Project 52: RATIONING



www.victoryliving.co.uk
I wanted to dedicate this year to learning more about rationing during World War II and what American and British home cooks had to go through to put a meal on the table. I've always had this dream (albeit a bit on the crazy side) of trying to live for maybe a month on what would have been available with American WWII rations. Maybe it's not the most practical idea...

Obviously, I don't live in a world today where rationing is an issue, but I know I can learn a lot by cooking recipes used when rationing was a reality of life. There's nothing like experiencing it first hand instead of just reading about it in a book.

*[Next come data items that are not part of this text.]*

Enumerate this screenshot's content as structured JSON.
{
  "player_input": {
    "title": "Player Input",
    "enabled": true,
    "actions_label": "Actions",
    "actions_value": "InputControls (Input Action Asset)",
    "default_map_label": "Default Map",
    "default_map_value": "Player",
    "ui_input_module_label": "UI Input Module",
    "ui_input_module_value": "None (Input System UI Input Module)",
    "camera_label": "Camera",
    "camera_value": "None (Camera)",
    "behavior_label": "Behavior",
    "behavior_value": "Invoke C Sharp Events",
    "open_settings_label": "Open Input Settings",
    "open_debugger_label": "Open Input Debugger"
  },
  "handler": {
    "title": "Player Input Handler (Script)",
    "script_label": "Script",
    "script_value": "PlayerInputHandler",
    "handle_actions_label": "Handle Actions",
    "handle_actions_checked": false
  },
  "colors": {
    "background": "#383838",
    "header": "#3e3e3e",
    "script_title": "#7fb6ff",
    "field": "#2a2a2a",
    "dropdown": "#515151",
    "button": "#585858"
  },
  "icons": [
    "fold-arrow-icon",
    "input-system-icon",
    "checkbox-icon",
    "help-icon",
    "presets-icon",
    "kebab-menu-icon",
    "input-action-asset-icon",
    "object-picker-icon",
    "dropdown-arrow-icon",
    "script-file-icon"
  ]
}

Recipes during the war came from all kinds of sources - newspapers, magazines, home product companies that published pamphlets that were half advertisement and half guides to cooking with rations, government publications, radio programs, and recipes created and adapted by the home cooks themselves. There definitely is no shortage of recipes to try if you know where to look!

Going through my bookshelf I realized that I was sadly lacking in American WWII recipe books, but had quite a number of British books. I'm finding that the Brits are far more published in this area than Americans! So I ordered a few books and should have them soon. Yay!

So, what I wanted to do was select a different recipe each week this year and make it. I want to try everything from appetizers and main dishes to snacks and desserts. I want to be adventurous and not just do familiar, comfort-style foods that I could see myself making anyway, but other more challenging recipes that use organ meats and obscure things for dessert that I've never had in my life. I think it's going to be an interesting ride.
www.1900s.org.uk

The great thing is that many of the ingredients are easy to find, even today - evaporated milk, powdered milk, sweetened condensed milk, margarine, canned fruit, and powdered eggs. I think the greatest challenge is that I'm going to have to incorporate some of their food saving strategies just to have the ingredients needed like using vegetable peelings to make vegetable broth, saving the water I cook veggies in to use for other things, using the syrup from canned fruit for other recipes, and saving cooking fats. Nothing went to waste!

I'll be trying both British and American recipes and I'll post all the ones I make so you can try them too. Even if WWII rationing is not your thing, trying a few of the recipes would be a great way to experience an important time in our country's history - so why not give it a try?